The first edition was good as far as it went - and of course the problem was often that it didn’t go quite far enough. I found that many of the plants I looked up in its encyclopedia were simply not there and this, I'm afraid, has not been improved. I’ve not compared every single page in the two editions but as far as I can see there no new additions, not even in heucheras and echianaceas  where there have been many new introductions some of which need specific care. So unfortunately many good perennials are not mentioned, heucherellas and tiarella cultivars are not covered, grasses are all lumped together and ferns fail to feature. Instead, there are twenty seven identical pages at the back which comprise a Perennial Maintenance Journal in which readers can record their own experiences. Good idea – but one page and encouragement to photocopy it would have been ideal and we could then have had twenty six more pages of Tracy’s invaluable advice on specific plants.

But the pictures are far better and far more numerous with explicit before-and-after pairings which are very convincing. And how refreshing to see a practical book illustrated with many clear practical pictures and not solely with pretty plant portraits which are unhelpful in a practical context. The pictures are also better integrated into the book than in the earlier edition, and the paper quality and printing is improved.

This is an invaluable and groundbreaking book and an amazing 130,000 people bought the original edition; this new editions builds on its success. It’s taught me a lot. But in the next revision, can we have an expanded A-Z of plant-by-pant practical advice - or perhaps turn an expanded practical encyclopedia into a whole book? I highly recommend The Well-Tended Perennial Garden, you can order it in North America here, and in Britain here. I suggest you do so.

The Plantsman magazine wins top award

Plantsmanjun2006_2 I'm always bashing on about The Plantsman -- I tell anyone who'll listen (and some who, I'm sorry to say, pay no attention at all) that The Plantsman magazine from the Royal Horticultural Society is a vital magazine for anyone with a serious interest in plants.

It's not for new gardeners (for whom The Garden, also from the RHS, is more suitable), but for those of us with some experience of plants The Plantsman is simply  superb. And it's just won the award of Magazine of the Year from the British Garden Writers Guild. [The RHS website also won an award, you can check out the winners here.]

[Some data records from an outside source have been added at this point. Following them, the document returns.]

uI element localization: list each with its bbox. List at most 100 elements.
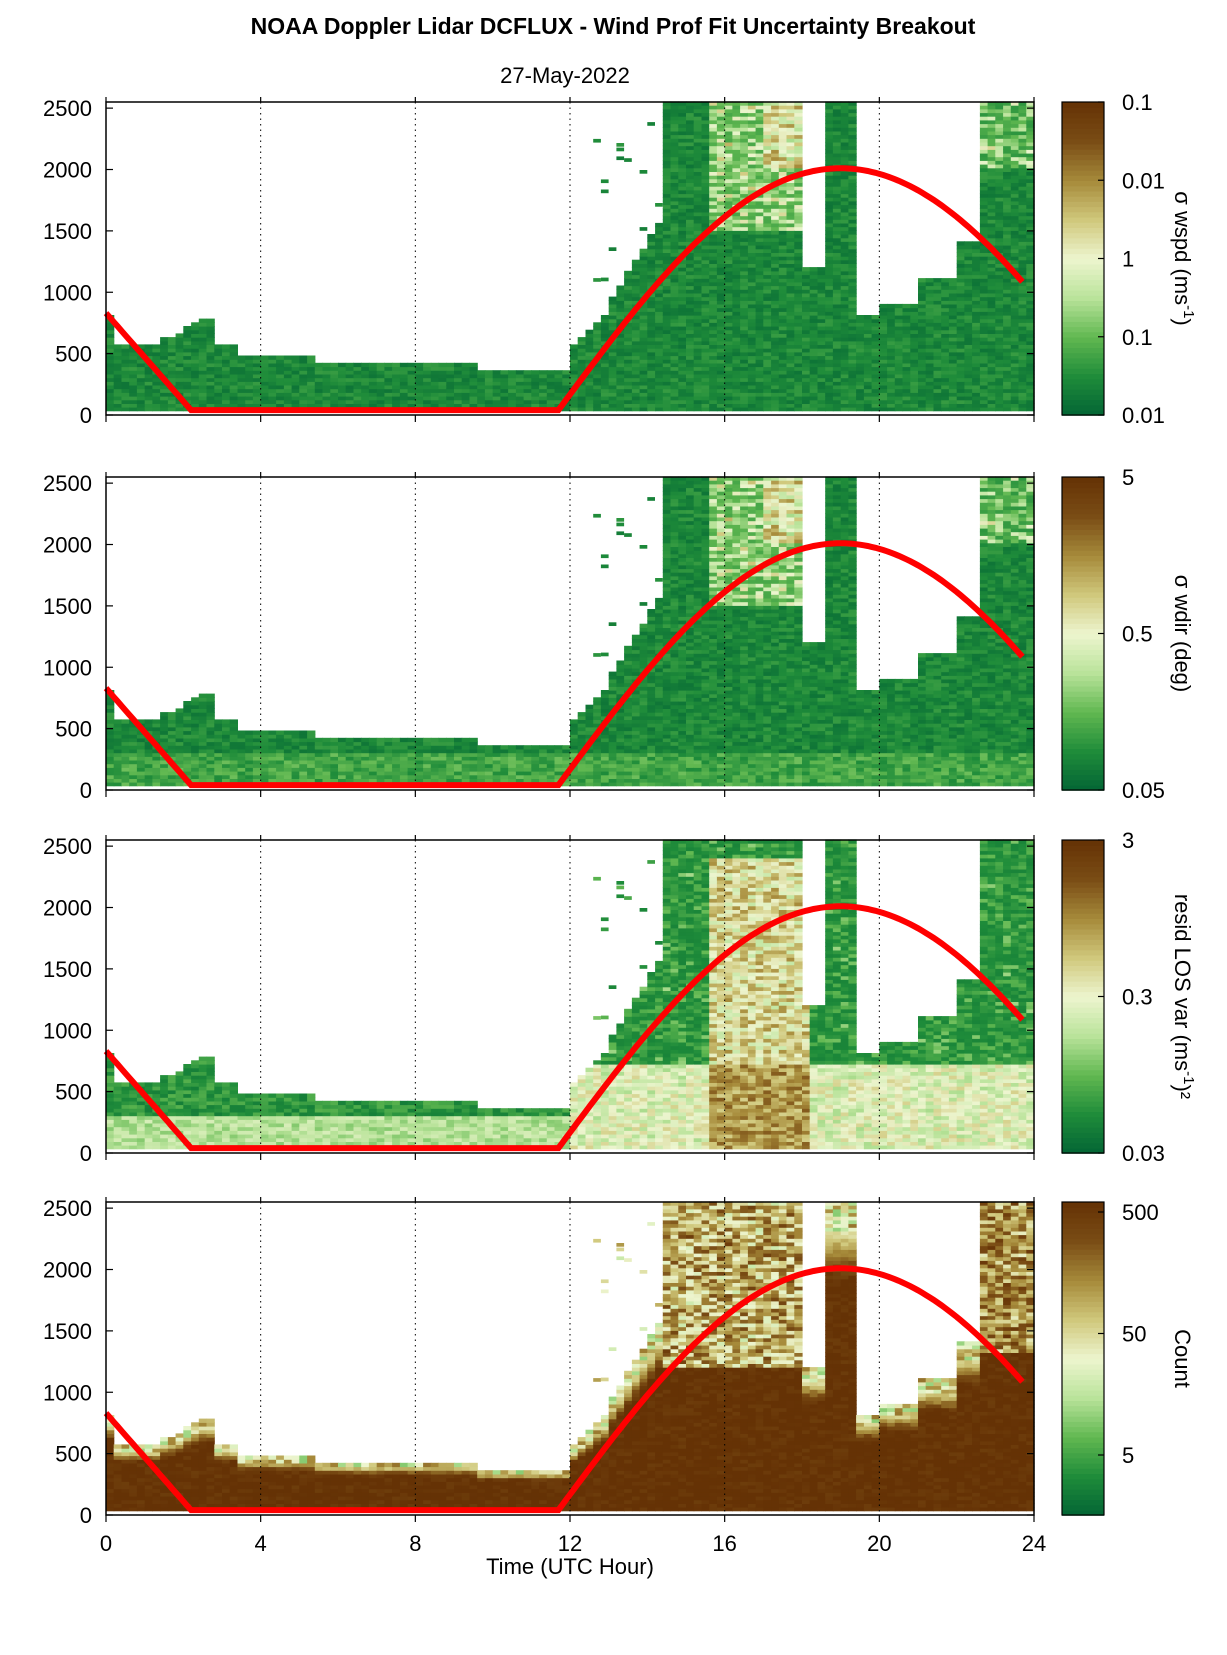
heatmap-cell <box>832 175 842 180</box>
heatmap-cell <box>740 127 749 132</box>
heatmap-cell <box>933 285 942 290</box>
heatmap-cell <box>175 726 184 732</box>
heatmap-cell <box>701 344 710 349</box>
heatmap-cell <box>786 127 795 132</box>
heatmap-cell <box>747 101 757 106</box>
heatmap-cell <box>747 252 757 257</box>
heatmap-cell <box>825 315 834 320</box>
heatmap-cell <box>817 351 826 357</box>
heatmap-cell <box>740 234 749 239</box>
heatmap-cell <box>910 333 919 338</box>
heatmap-cell <box>438 362 447 368</box>
heatmap-cell <box>1003 322 1012 327</box>
heatmap-cell <box>724 267 733 272</box>
heatmap-cell <box>399 366 409 371</box>
heatmap-cell <box>809 270 818 276</box>
heatmap-cell <box>840 300 849 305</box>
colorbar-step <box>1062 409 1104 416</box>
heatmap-cell <box>709 175 718 180</box>
heatmap-cell <box>871 399 880 404</box>
heatmap-cell <box>655 270 664 276</box>
heatmap-cell <box>832 186 842 191</box>
heatmap-cell <box>825 373 834 379</box>
heatmap-cell <box>670 208 679 213</box>
heatmap-cell <box>956 315 965 320</box>
heatmap-cell <box>655 274 664 279</box>
heatmap-cell <box>686 274 695 279</box>
heatmap-cell <box>222 752 231 757</box>
heatmap-cell <box>848 145 857 150</box>
heatmap-cell <box>183 719 192 724</box>
heatmap-cell <box>338 362 347 368</box>
heatmap-cell <box>283 388 293 393</box>
heatmap-cell <box>987 388 996 393</box>
heatmap-cell <box>655 303 664 309</box>
heatmap-cell <box>755 200 764 206</box>
heatmap-cell <box>724 333 733 338</box>
heatmap-cell <box>678 219 687 224</box>
heatmap-cell <box>523 399 532 404</box>
heatmap-cell <box>686 123 695 128</box>
heatmap-cell <box>678 355 687 360</box>
heatmap-cell <box>307 377 316 382</box>
heatmap-cell <box>229 748 238 754</box>
heatmap-cell <box>956 403 965 408</box>
heatmap-cell <box>670 377 679 382</box>
heatmap-cell <box>593 322 602 327</box>
heatmap-cell <box>848 281 857 287</box>
heatmap-cell <box>222 381 231 386</box>
heatmap-cell <box>686 160 695 165</box>
heatmap-cell <box>214 734 223 739</box>
heatmap-cell <box>206 741 215 746</box>
heatmap-cell <box>802 326 811 331</box>
heatmap-cell <box>106 403 115 408</box>
heatmap-cell <box>848 366 857 371</box>
heatmap-cell <box>1018 167 1027 172</box>
heatmap-cell <box>840 381 849 386</box>
heatmap-cell <box>856 392 865 397</box>
heatmap-cell <box>167 392 177 397</box>
heatmap-cell <box>740 208 749 213</box>
heatmap-cell <box>222 726 231 732</box>
heatmap-cell <box>987 167 996 172</box>
heatmap-cell <box>600 179 609 184</box>
heatmap-cell <box>670 403 679 408</box>
heatmap-cell <box>415 388 424 393</box>
heatmap-cell <box>771 112 780 117</box>
heatmap-cell <box>678 119 687 125</box>
heatmap-cell <box>1010 171 1020 176</box>
heatmap-cell <box>160 348 169 353</box>
heatmap-cell <box>554 384 563 390</box>
heatmap-cell <box>747 149 757 154</box>
heatmap-cell <box>307 381 316 386</box>
heatmap-cell <box>330 370 339 375</box>
heatmap-cell <box>840 326 849 331</box>
heatmap-cell <box>1010 407 1020 412</box>
heatmap-cell <box>755 138 764 143</box>
heatmap-cell <box>979 274 989 279</box>
heatmap-cell <box>964 289 973 294</box>
heatmap-cell <box>191 719 200 724</box>
heatmap-cell <box>662 145 672 150</box>
heatmap-cell <box>639 373 648 379</box>
heatmap-cell <box>740 278 749 283</box>
heatmap-cell <box>670 399 679 404</box>
heatmap-cell <box>237 388 246 393</box>
heatmap-cell <box>972 311 981 316</box>
heatmap-cell <box>832 105 842 110</box>
heatmap-cell <box>198 337 208 342</box>
heatmap-cell <box>879 311 888 316</box>
heatmap-cell <box>956 377 965 382</box>
heatmap-cell <box>113 763 122 768</box>
heatmap-cell <box>933 362 942 368</box>
heatmap-cell <box>848 296 857 301</box>
heatmap-cell <box>631 333 641 338</box>
heatmap-cell <box>941 388 950 393</box>
heatmap-cell <box>160 712 169 717</box>
heatmap-cell <box>515 392 525 397</box>
heatmap-cell <box>972 326 981 331</box>
heatmap-cell <box>276 403 285 408</box>
heatmap-cell <box>477 388 486 393</box>
heatmap-cell <box>191 322 200 327</box>
heatmap-cell <box>840 245 849 250</box>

Published four times a year, The Plantsman includes examinations of individual plants and individual genera - often sorting out any problems with names; it brings details of advances in cultural and propagation techniques; it looks at new plants and specialist nurseries; You can see the contents of the current issue here. Only a few of the articles are available online but in this issue these include a piece on Thalictrums from Dan Hinkley and another of Hydrangea serrata from Sally Gregson. The previous issue has a piece on stokesias available online together with my own opinion piece on native plants – Too Much Gardening in the Wild.

The big problem is that, outside the UK, it's expensive – and the exchange rate doesn't help. I keep asking the RHS to make it more affordable outside Britain, and to make it easier to order online - no joy so far. Even so... This is great magazine - fascinating, well written with great pictures. And certainly deserving of its award. Oh, by the way… editor Mike Grant was valuable contributor to my recent Encyclopedia of Perennials.